Antes o problema fosse esse. Tudo
bobagem. Bobagens. Como bobagem é a imensidão rosa que me cerca. Um quarto de
boneca. Um quarto de boneca que me abriga temporariamente. Mas o que importa
são as páginas, as páginas visitadas. Ou revisitadas. Não. Isso não importa.

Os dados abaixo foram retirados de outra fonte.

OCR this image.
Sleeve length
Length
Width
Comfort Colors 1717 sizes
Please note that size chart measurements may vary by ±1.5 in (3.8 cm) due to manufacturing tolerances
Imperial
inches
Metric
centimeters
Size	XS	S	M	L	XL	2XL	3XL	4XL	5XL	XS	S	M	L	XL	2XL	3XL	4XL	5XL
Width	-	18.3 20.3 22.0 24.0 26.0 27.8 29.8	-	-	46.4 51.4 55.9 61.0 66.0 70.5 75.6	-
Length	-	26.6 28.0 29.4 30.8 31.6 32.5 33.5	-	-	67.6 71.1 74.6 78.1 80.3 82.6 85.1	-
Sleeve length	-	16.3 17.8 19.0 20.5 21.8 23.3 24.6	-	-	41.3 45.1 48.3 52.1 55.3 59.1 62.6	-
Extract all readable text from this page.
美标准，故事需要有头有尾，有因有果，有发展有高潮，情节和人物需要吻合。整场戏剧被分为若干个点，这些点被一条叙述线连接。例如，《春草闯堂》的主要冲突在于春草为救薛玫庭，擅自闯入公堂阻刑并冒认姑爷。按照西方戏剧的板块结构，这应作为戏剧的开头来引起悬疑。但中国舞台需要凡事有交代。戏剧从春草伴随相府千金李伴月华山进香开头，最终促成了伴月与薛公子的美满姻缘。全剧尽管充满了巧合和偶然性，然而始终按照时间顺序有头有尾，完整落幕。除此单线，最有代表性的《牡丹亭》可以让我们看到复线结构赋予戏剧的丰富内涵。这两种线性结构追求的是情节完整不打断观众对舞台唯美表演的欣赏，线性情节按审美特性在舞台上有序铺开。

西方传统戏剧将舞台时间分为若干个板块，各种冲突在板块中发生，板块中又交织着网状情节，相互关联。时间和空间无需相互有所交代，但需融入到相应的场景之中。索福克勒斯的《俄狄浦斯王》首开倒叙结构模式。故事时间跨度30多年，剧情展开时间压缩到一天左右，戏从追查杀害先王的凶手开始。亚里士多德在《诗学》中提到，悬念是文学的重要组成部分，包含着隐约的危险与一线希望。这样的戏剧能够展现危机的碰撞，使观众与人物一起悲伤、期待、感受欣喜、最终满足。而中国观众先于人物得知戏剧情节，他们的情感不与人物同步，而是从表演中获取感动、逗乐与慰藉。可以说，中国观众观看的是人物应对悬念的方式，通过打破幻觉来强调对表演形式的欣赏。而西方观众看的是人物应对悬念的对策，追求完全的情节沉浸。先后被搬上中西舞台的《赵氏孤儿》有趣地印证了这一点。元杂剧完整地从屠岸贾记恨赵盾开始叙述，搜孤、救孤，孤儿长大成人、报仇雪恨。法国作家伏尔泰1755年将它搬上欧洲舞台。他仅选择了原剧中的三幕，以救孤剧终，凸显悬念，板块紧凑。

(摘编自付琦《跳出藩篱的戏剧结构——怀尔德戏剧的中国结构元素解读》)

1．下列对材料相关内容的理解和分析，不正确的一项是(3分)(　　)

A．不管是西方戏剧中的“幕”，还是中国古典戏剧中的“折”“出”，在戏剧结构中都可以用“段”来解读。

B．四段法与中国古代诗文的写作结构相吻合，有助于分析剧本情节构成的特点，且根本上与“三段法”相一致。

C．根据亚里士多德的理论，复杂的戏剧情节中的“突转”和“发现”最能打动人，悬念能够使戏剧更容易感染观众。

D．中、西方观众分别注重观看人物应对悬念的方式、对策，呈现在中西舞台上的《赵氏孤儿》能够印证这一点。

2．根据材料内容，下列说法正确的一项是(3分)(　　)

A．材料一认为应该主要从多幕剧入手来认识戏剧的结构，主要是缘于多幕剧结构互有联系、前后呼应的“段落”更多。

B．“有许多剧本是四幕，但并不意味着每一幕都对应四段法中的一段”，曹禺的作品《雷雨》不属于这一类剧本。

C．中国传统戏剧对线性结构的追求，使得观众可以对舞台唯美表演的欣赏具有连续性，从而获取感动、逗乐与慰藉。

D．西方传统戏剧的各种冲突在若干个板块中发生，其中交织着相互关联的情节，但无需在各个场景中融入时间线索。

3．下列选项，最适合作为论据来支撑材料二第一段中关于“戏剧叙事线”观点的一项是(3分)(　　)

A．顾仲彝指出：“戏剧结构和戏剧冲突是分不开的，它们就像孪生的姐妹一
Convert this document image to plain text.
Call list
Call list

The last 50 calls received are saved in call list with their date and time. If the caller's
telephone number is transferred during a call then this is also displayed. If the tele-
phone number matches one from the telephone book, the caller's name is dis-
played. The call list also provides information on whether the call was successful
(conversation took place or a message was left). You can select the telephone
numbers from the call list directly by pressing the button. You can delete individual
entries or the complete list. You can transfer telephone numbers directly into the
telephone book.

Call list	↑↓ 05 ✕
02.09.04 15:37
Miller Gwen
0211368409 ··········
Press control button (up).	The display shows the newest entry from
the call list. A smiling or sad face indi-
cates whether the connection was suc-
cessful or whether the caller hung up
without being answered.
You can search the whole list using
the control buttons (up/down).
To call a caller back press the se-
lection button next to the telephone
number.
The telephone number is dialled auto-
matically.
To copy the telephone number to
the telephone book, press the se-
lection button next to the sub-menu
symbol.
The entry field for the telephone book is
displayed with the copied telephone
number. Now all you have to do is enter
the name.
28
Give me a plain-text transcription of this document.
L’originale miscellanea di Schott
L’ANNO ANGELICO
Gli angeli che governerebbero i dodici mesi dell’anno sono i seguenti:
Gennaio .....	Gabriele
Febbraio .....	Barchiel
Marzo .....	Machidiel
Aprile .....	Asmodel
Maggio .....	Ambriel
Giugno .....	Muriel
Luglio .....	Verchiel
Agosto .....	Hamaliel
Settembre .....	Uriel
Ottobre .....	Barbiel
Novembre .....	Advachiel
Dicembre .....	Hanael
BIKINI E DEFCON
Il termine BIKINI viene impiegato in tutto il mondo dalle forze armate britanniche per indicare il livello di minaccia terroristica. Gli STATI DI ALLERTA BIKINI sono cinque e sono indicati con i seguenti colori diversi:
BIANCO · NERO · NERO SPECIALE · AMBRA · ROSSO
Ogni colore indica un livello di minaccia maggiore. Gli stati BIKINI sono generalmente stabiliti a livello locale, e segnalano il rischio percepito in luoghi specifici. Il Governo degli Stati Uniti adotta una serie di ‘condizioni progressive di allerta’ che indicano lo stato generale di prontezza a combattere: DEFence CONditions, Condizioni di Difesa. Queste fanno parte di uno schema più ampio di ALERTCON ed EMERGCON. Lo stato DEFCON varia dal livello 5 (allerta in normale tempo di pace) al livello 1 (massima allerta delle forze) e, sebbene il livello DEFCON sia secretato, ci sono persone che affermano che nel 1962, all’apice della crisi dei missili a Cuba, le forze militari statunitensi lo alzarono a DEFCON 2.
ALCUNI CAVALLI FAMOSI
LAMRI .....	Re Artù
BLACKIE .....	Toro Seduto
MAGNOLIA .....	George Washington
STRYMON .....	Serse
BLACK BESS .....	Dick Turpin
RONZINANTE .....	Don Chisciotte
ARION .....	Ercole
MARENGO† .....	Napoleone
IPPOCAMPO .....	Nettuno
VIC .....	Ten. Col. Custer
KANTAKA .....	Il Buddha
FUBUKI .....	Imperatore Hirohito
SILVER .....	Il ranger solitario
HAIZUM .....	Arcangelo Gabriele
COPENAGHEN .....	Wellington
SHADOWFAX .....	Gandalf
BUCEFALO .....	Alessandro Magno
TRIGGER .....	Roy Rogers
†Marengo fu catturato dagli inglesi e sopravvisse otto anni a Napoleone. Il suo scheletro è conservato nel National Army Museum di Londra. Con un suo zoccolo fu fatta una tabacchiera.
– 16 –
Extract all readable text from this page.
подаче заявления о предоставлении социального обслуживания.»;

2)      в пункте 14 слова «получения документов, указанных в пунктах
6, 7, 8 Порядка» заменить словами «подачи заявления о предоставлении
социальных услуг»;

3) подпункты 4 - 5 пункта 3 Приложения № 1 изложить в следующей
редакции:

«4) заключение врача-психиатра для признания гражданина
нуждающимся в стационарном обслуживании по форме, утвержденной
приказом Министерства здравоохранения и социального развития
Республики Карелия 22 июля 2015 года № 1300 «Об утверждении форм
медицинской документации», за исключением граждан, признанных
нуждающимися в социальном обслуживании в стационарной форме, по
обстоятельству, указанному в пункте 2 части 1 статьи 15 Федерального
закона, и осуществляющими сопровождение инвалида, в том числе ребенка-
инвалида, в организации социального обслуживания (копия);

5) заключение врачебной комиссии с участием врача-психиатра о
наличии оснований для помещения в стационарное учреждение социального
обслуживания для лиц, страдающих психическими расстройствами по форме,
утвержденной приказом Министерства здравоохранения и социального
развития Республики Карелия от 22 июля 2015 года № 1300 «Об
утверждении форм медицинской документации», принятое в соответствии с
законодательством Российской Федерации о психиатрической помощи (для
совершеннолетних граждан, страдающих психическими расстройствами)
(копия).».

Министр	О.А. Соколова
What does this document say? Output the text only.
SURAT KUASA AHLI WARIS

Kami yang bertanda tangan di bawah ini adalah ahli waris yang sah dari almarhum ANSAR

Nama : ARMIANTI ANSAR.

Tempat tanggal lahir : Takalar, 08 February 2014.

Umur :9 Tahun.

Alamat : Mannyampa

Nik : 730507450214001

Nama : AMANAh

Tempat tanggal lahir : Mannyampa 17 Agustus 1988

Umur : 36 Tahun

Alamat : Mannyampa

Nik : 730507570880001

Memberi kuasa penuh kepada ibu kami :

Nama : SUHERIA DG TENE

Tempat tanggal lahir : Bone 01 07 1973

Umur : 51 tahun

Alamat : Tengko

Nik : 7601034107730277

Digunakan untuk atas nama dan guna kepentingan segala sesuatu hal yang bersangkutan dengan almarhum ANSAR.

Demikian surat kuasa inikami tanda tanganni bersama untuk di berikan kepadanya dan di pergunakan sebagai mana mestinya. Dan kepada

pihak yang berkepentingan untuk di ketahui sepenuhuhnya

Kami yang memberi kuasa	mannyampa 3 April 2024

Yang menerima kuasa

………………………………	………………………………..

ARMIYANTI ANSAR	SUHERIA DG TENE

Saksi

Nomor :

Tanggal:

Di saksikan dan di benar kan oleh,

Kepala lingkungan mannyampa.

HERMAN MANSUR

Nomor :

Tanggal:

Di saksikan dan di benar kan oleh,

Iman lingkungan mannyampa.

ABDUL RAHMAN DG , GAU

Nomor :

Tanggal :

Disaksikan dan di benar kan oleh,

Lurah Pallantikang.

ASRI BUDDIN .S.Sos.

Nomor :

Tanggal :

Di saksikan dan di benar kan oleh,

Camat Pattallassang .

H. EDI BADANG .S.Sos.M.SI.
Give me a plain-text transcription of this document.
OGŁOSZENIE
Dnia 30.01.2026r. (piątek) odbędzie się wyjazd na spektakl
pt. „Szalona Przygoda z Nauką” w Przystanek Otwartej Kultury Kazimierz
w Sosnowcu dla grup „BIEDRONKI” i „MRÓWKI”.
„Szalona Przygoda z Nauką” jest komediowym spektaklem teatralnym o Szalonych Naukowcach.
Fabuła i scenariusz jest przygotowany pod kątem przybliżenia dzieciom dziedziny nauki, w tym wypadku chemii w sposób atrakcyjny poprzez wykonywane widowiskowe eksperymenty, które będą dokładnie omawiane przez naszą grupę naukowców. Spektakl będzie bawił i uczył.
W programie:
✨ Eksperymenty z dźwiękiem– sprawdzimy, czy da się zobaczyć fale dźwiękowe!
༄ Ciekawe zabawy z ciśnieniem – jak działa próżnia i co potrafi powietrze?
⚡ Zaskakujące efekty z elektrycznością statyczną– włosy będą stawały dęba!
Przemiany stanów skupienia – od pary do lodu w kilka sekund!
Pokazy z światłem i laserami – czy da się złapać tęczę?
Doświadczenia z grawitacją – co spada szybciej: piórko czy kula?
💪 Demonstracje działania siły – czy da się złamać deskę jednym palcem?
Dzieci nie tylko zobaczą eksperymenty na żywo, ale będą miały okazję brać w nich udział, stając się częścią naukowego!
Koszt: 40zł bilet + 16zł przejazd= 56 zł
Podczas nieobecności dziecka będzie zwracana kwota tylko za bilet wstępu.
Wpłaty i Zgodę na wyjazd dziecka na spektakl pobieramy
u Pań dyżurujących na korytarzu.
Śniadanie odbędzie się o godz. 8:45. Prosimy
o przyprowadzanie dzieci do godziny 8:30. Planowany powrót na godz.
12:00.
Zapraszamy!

Quer dizer, isso é o que importa, mas o que eu estava pensando no momento não é
no que importa, mas no problema que reduz acentuadamente o problema do quarto
de boneca. Essas batidas. Essas batidas irregulares, fora de hora, que martelam
os miolos.
São dez e vinte e seis. Da noite. Uma
noite mais fria que as últimas, véspera de um feriado qualquer. Debaixo do
cobertor, eu tento voltar às páginas, ao que realmente importa. O artista fala
do mar. E de um homem. Um homem e o mar. Que combinação! De sua varanda, ele
observa. O homem está a nadar. A primeira vez que deixei meus olhos deitarem na
imagem foi em Ubatuba. E me apaixonei. Naquela costa, mar lindo é o que não
falta. Bom lugar para se apaixonar. Agora, de novo. Mas não há mais o mar, nem
o homem; cá está outro homem, não com suas braçadas pausadas e fortes, mas com
suas marteladas, não tão pausadas, mas fortes de arrancar os miolos. A
sensibilidade que se multiplica em um, tão ausente noutro.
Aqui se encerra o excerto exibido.